Timdalia

Scientific classification
- Domain: Eukaryota
- Kingdom: Fungi
- Division: Ascomycota
- Class: Lecanoromycetes
- Order: Acarosporales
- Family: Acarosporaceae
- Genus: Timdalia Hafellner (2001)
- Species: T. intricata
- Binomial name: Timdalia intricata (H.Magn.) Hafellner (2001)
- Synonyms: Acarospora intricata H.Magn. (1935);

= Timdalia =

- Authority: (H.Magn.) Hafellner (2001)
- Synonyms: Acarospora intricata
- Parent authority: Hafellner (2001)

Genus of fungi

Timdalia is a fungal genus in the family Acarosporaceae. It is a monotypic genus, containing the single species Timdalia intricata, a saxicolous (rock-dwelling), crustose lichen. This species was first formally described by Swedish lichenologist Adolf Hugo Magnusson in 1935, based on a collection made by Eduard Frey in Austria. It was initially classified in the genus Acarospora. Josef Hafellner circumscribed Timdalia to contain the species in 2001. It was initially placed in the family Lecanoraceae, but molecular phylogenetic studies showed Timdalia to belong in the Acarosporaceae.
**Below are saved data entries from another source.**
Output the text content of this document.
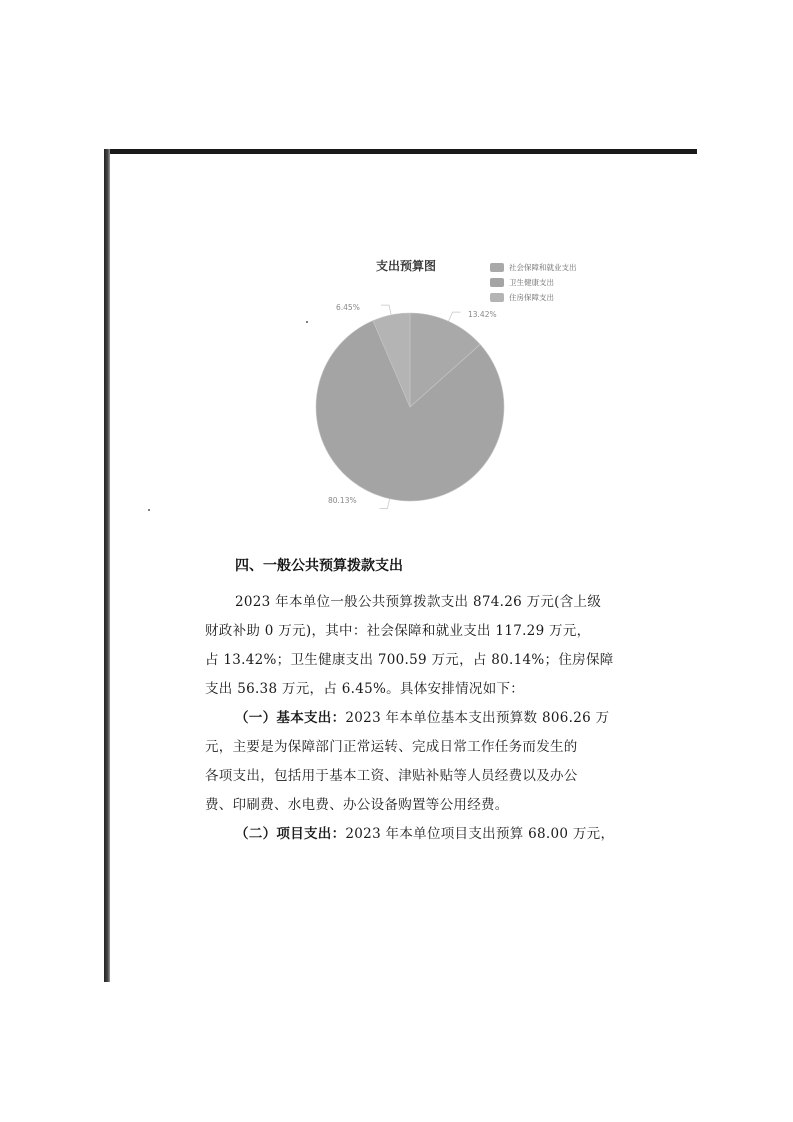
支出预算图	社会保障和就业支出
卫生健康支出
住房保障支出
6.45%
13.42%
80.13%
四、一般公共预算拨款支出
2023 年本单位一般公共预算拨款支出 874.26 万元(含上级
财政补助 0 万元)，其中：社会保障和就业支出 117.29 万元，
占 13.42%；卫生健康支出 700.59 万元，占 80.14%；住房保障
支出 56.38 万元，占 6.45%。具体安排情况如下：
（一）基本支出：2023 年本单位基本支出预算数 806.26 万
元，主要是为保障部门正常运转、完成日常工作任务而发生的
各项支出，包括用于基本工资、津贴补贴等人员经费以及办公
费、印刷费、水电费、办公设备购置等公用经费。
（二）项目支出：2023 年本单位项目支出预算 68.00 万元，
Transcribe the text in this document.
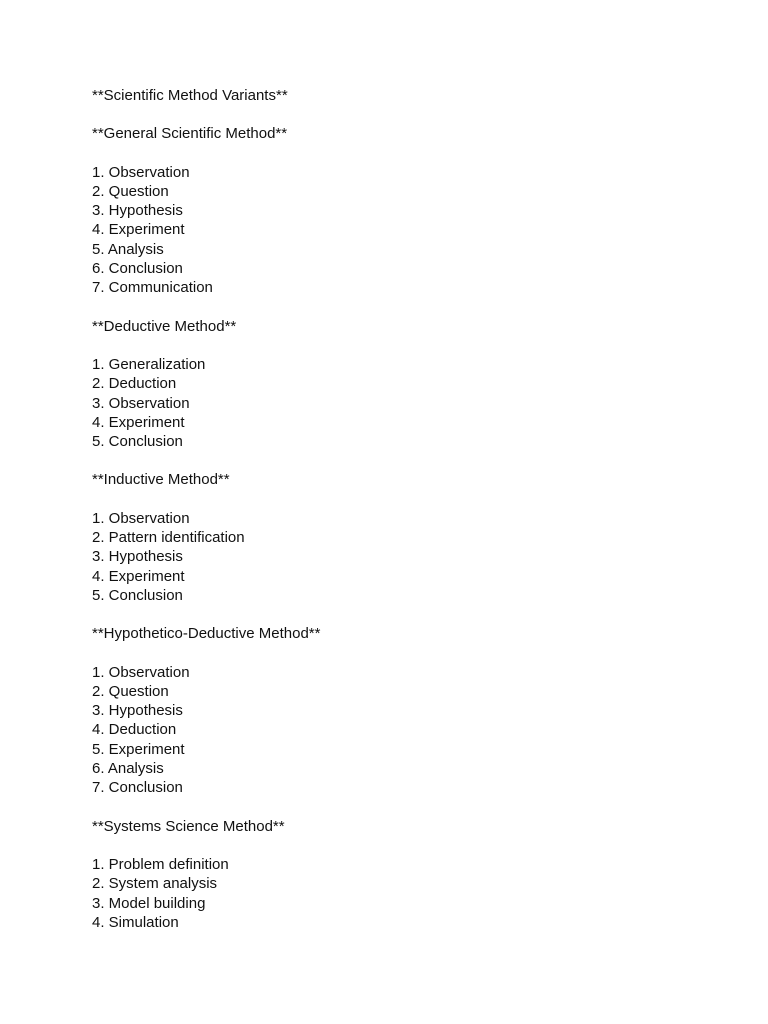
**Scientific Method Variants**
**General Scientific Method**
1. Observation
2. Question
3. Hypothesis
4. Experiment
5. Analysis
6. Conclusion
7. Communication
**Deductive Method**
1. Generalization
2. Deduction
3. Observation
4. Experiment
5. Conclusion
**Inductive Method**
1. Observation
2. Pattern identification
3. Hypothesis
4. Experiment
5. Conclusion
**Hypothetico-Deductive Method**
1. Observation
2. Question
3. Hypothesis
4. Deduction
5. Experiment
6. Analysis
7. Conclusion
**Systems Science Method**
1. Problem definition
2. System analysis
3. Model building
4. Simulation
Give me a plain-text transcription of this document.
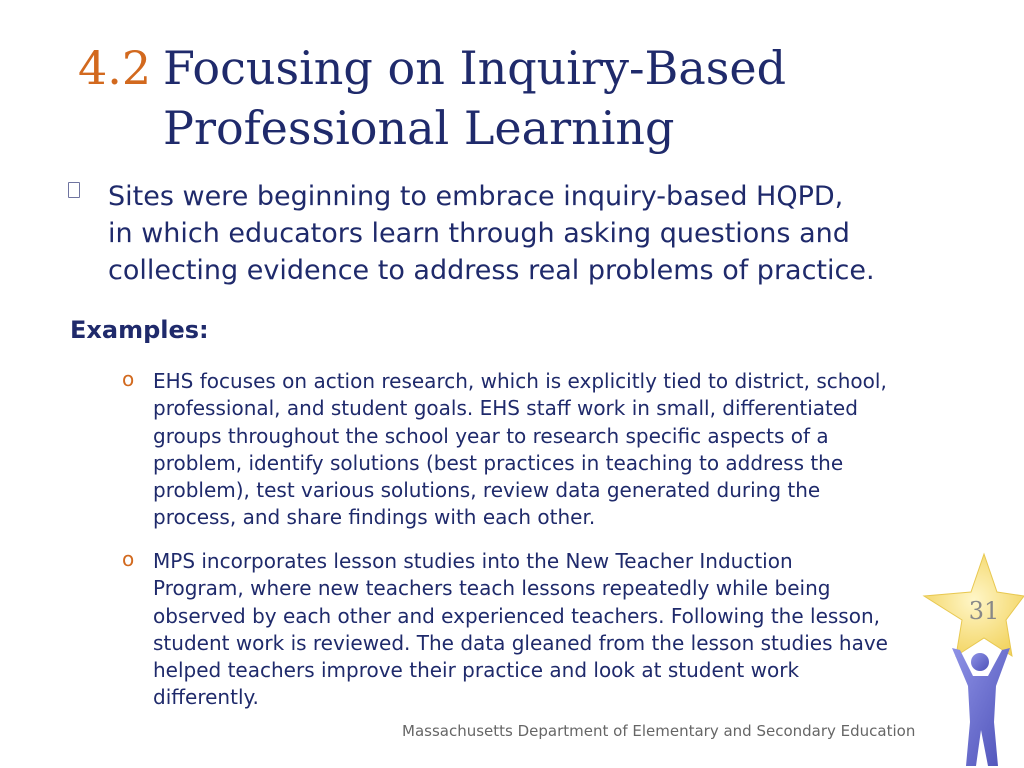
4.2 Focusing on Inquiry-Based
Professional Learning
Sites were beginning to embrace inquiry-based HQPD,
in which educators learn through asking questions and
collecting evidence to address real problems of practice.
Examples:
o EHS focuses on action research, which is explicitly tied to district, school,
professional, and student goals. EHS staff work in small, differentiated
groups throughout the school year to research specific aspects of a
problem, identify solutions (best practices in teaching to address the
problem), test various solutions, review data generated during the
process, and share findings with each other.
o MPS incorporates lesson studies into the New Teacher Induction
Program, where new teachers teach lessons repeatedly while being
observed by each other and experienced teachers. Following the lesson,
student work is reviewed. The data gleaned from the lesson studies have
helped teachers improve their practice and look at student work
differently.
Massachusetts Department of Elementary and Secondary Education
31
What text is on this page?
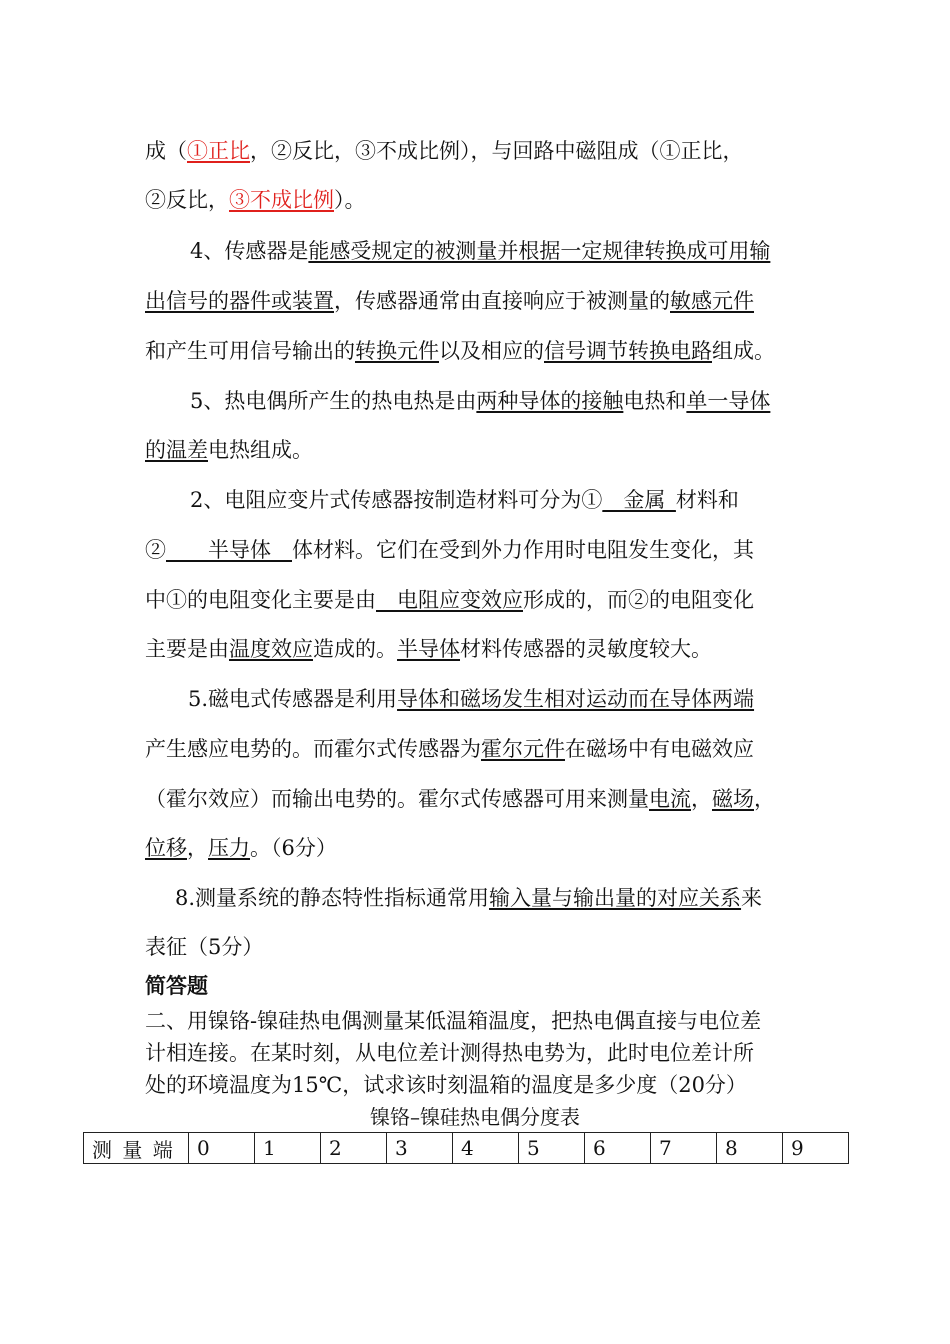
成（①正比，②反比，③不成比例），与回路中磁阻成（①正比，
②反比，③不成比例）。
4、传感器是能感受规定的被测量并根据一定规律转换成可用输
出信号的器件或装置，传感器通常由直接响应于被测量的敏感元件
和产生可用信号输出的转换元件以及相应的信号调节转换电路组成。
5、热电偶所产生的热电热是由两种导体的接触电热和单一导体
的温差电热组成。
2、电阻应变片式传感器按制造材料可分为①__金属_材料和
②____半导体__体材料。它们在受到外力作用时电阻发生变化，其
中①的电阻变化主要是由__电阻应变效应形成的，而②的电阻变化
主要是由温度效应造成的。半导体材料传感器的灵敏度较大。
5.磁电式传感器是利用导体和磁场发生相对运动而在导体两端
产生感应电势的。而霍尔式传感器为霍尔元件在磁场中有电磁效应
（霍尔效应）而输出电势的。霍尔式传感器可用来测量电流，磁场，
位移，压力。（6分）
8.测量系统的静态特性指标通常用输入量与输出量的对应关系来
表征（5分）
简答题
二、用镍铬-镍硅热电偶测量某低温箱温度，把热电偶直接与电位差
计相连接。在某时刻，从电位差计测得热电势为，此时电位差计所
处的环境温度为15℃，试求该时刻温箱的温度是多少度（20分）
镍铬–镍硅热电偶分度表
测 量 端	0	1	2	3	4	5	6	7	8	9
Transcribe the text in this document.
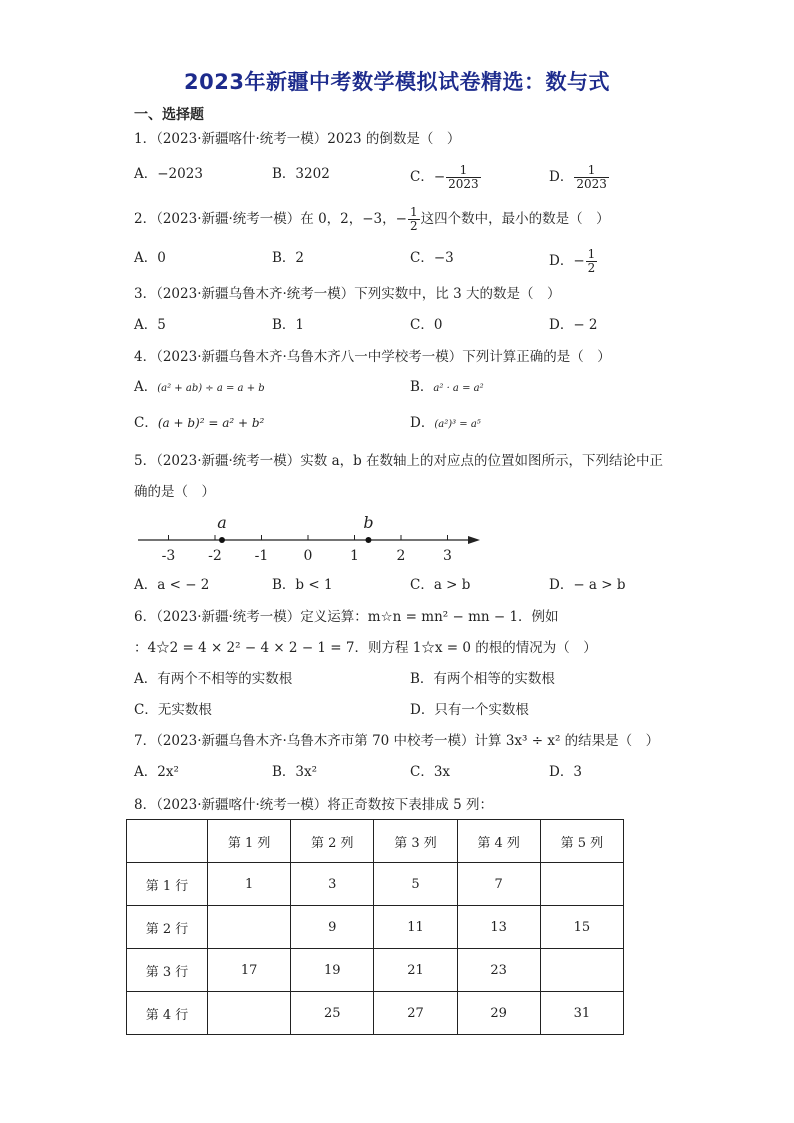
2023年新疆中考数学模拟试卷精选：数与式
一、选择题
1．（2023·新疆喀什·统考一模）2023 的倒数是（　）
A．−2023	B．3202	C．− $\frac{1}{2023}$	D． $\frac{1}{2023}$
2．（2023·新疆·统考一模）在 0，2，−3，− $\frac{1}{2}$ 这四个数中，最小的数是（　）
A．0	B．2	C．−3	D．− $\frac{1}{2}$
3．（2023·新疆乌鲁木齐·统考一模）下列实数中，比 3 大的数是（　）
A．5	B．1	C．0	D．− 2
4．（2023·新疆乌鲁木齐·乌鲁木齐八一中学校考一模）下列计算正确的是（　）
A．(a² + ab) ÷ a = a + b	B．a² · a = a²
C．(a + b)² = a² + b²	D．(a²)³ = a⁵
5．（2023·新疆·统考一模）实数 a，b 在数轴上的对应点的位置如图所示，下列结论中正
确的是（　）
-3 -2 -1	0	1	2	3
a	b
A．a < − 2	B．b < 1	C．a > b	D．− a > b
6．（2023·新疆·统考一模）定义运算：m☆n = mn² − mn − 1．例如
：4☆2 = 4 × 2² − 4 × 2 − 1 = 7．则方程 1☆x = 0 的根的情况为（　）
A．有两个不相等的实数根	B．有两个相等的实数根
C．无实数根	D．只有一个实数根
7．（2023·新疆乌鲁木齐·乌鲁木齐市第 70 中校考一模）计算 3x³ ÷ x² 的结果是（　）
A．2x²	B．3x²	C．3x	D．3
8．（2023·新疆喀什·统考一模）将正奇数按下表排成 5 列：
	第 1 列	第 2 列	第 3 列	第 4 列	第 5 列
第 1 行	1	3	5	7	
第 2 行		9	11	13	15
第 3 行	17	19	21	23	
第 4 行		25	27	29	31
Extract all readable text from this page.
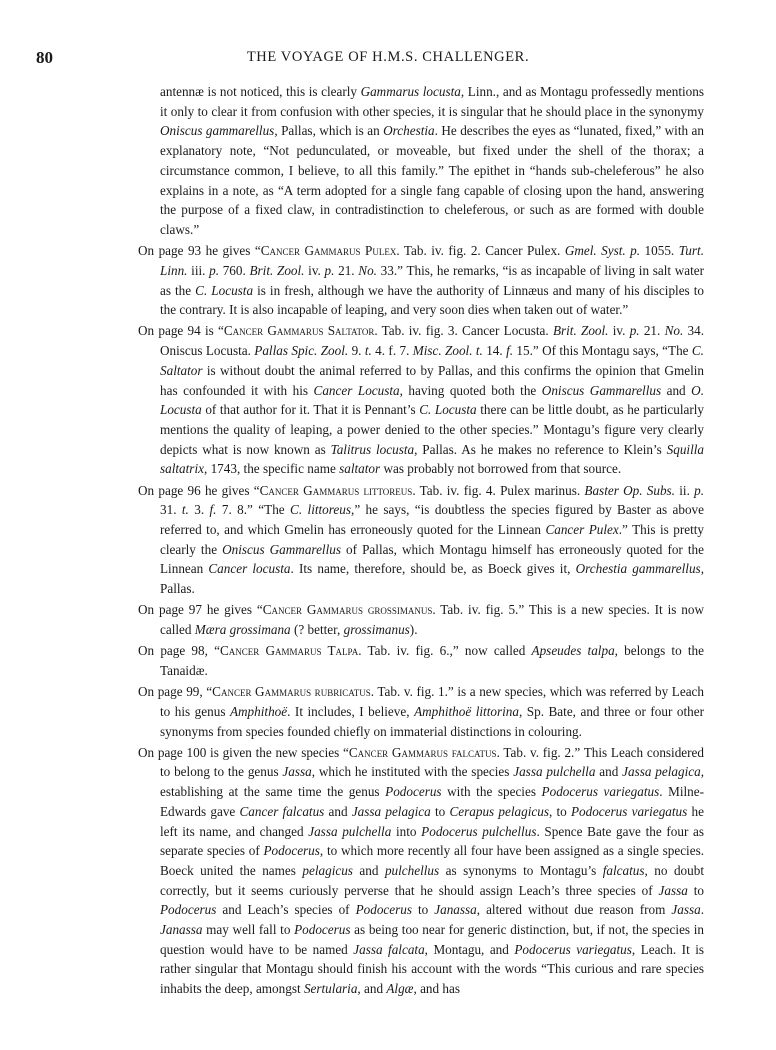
80	THE VOYAGE OF H.M.S. CHALLENGER.

antennæ is not noticed, this is clearly Gammarus locusta, Linn., and as Montagu professedly mentions it only to clear it from confusion with other species, it is singular that he should place in the synonymy Oniscus gammarellus, Pallas, which is an Orchestia. He describes the eyes as “lunated, fixed,” with an explanatory note, “Not pedunculated, or moveable, but fixed under the shell of the thorax; a circumstance common, I believe, to all this family.” The epithet in “hands sub-cheleferous” he also explains in a note, as “A term adopted for a single fang capable of closing upon the hand, answering the purpose of a fixed claw, in contradistinction to cheleferous, or such as are formed with double claws.”

On page 93 he gives “Cancer Gammarus Pulex. Tab. iv. fig. 2. Cancer Pulex. Gmel. Syst. p. 1055. Turt. Linn. iii. p. 760. Brit. Zool. iv. p. 21. No. 33.” This, he remarks, “is as incapable of living in salt water as the C. Locusta is in fresh, although we have the authority of Linnæus and many of his disciples to the contrary. It is also incapable of leaping, and very soon dies when taken out of water.”

On page 94 is “Cancer Gammarus Saltator. Tab. iv. fig. 3. Cancer Locusta. Brit. Zool. iv. p. 21. No. 34. Oniscus Locusta. Pallas Spic. Zool. 9. t. 4. f. 7. Misc. Zool. t. 14. f. 15.” Of this Montagu says, “The C. Saltator is without doubt the animal referred to by Pallas, and this confirms the opinion that Gmelin has confounded it with his Cancer Locusta, having quoted both the Oniscus Gammarellus and O. Locusta of that author for it. That it is Pennant’s C. Locusta there can be little doubt, as he particularly mentions the quality of leaping, a power denied to the other species.” Montagu’s figure very clearly depicts what is now known as Talitrus locusta, Pallas. As he makes no reference to Klein’s Squilla saltatrix, 1743, the specific name saltator was probably not borrowed from that source.

On page 96 he gives “Cancer Gammarus littoreus. Tab. iv. fig. 4. Pulex marinus. Baster Op. Subs. ii. p. 31. t. 3. f. 7. 8.” “The C. littoreus,” he says, “is doubtless the species figured by Baster as above referred to, and which Gmelin has erroneously quoted for the Linnean Cancer Pulex.” This is pretty clearly the Oniscus Gammarellus of Pallas, which Montagu himself has erroneously quoted for the Linnean Cancer locusta. Its name, therefore, should be, as Boeck gives it, Orchestia gammarellus, Pallas.

On page 97 he gives “Cancer Gammarus grossimanus. Tab. iv. fig. 5.” This is a new species. It is now called Mæra grossimana (? better, grossimanus).

On page 98, “Cancer Gammarus Talpa. Tab. iv. fig. 6.,” now called Apseudes talpa, belongs to the Tanaidæ.

On page 99, “Cancer Gammarus rubricatus. Tab. v. fig. 1.” is a new species, which was referred by Leach to his genus Amphithoë. It includes, I believe, Amphithoë littorina, Sp. Bate, and three or four other synonyms from species founded chiefly on immaterial distinctions in colouring.

On page 100 is given the new species “Cancer Gammarus falcatus. Tab. v. fig. 2.” This Leach considered to belong to the genus Jassa, which he instituted with the species Jassa pulchella and Jassa pelagica, establishing at the same time the genus Podocerus with the species Podocerus variegatus. Milne-Edwards gave Cancer falcatus and Jassa pelagica to Cerapus pelagicus, to Podocerus variegatus he left its name, and changed Jassa pulchella into Podocerus pulchellus. Spence Bate gave the four as separate species of Podocerus, to which more recently all four have been assigned as a single species. Boeck united the names pelagicus and pulchellus as synonyms to Montagu’s falcatus, no doubt correctly, but it seems curiously perverse that he should assign Leach’s three species of Jassa to Podocerus and Leach’s species of Podocerus to Janassa, altered without due reason from Jassa. Janassa may well fall to Podocerus as being too near for generic distinction, but, if not, the species in question would have to be named Jassa falcata, Montagu, and Podocerus variegatus, Leach. It is rather singular that Montagu should finish his account with the words “This curious and rare species inhabits the deep, amongst Sertularia, and Algæ, and has
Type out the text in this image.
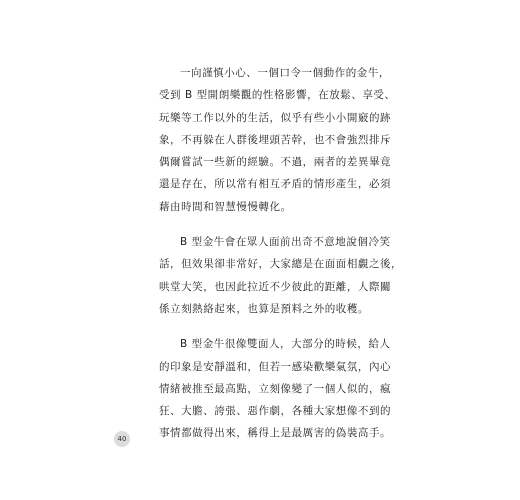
一向謹慎小心、一個口令一個動作的金牛，
受到 B 型開朗樂觀的性格影響，在放鬆、享受、
玩樂等工作以外的生活，似乎有些小小開竅的跡
象，不再躲在人群後埋頭苦幹，也不會強烈排斥
偶爾嘗試一些新的經驗。不過，兩者的差異畢竟
還是存在，所以常有相互矛盾的情形產生，必須
藉由時間和智慧慢慢轉化。

B 型金牛會在眾人面前出奇不意地說個冷笑
話，但效果卻非常好，大家總是在面面相覷之後，
哄堂大笑，也因此拉近不少彼此的距離，人際關
係立刻熱絡起來，也算是預料之外的收穫。

B 型金牛很像雙面人，大部分的時候，給人
的印象是安靜溫和，但若一感染歡樂氣氛，內心
情緒被推至最高點，立刻像變了一個人似的，瘋
狂、大膽、誇張、惡作劇，各種大家想像不到的
事情都做得出來，稱得上是最厲害的偽裝高手。

40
The genus name honours Norwegian lichenologist Einar Timdal.

Later collections of Timdalia intricata were made in the Austrian Alps, Italy, and various Scandinavian locations. In Scandinavia, the lichen is usually found at subalpine and alpine elevation ranges between 630 and 1400 m, typically on vertical to overhanging rock faces, and on iron-containing silicate rocks.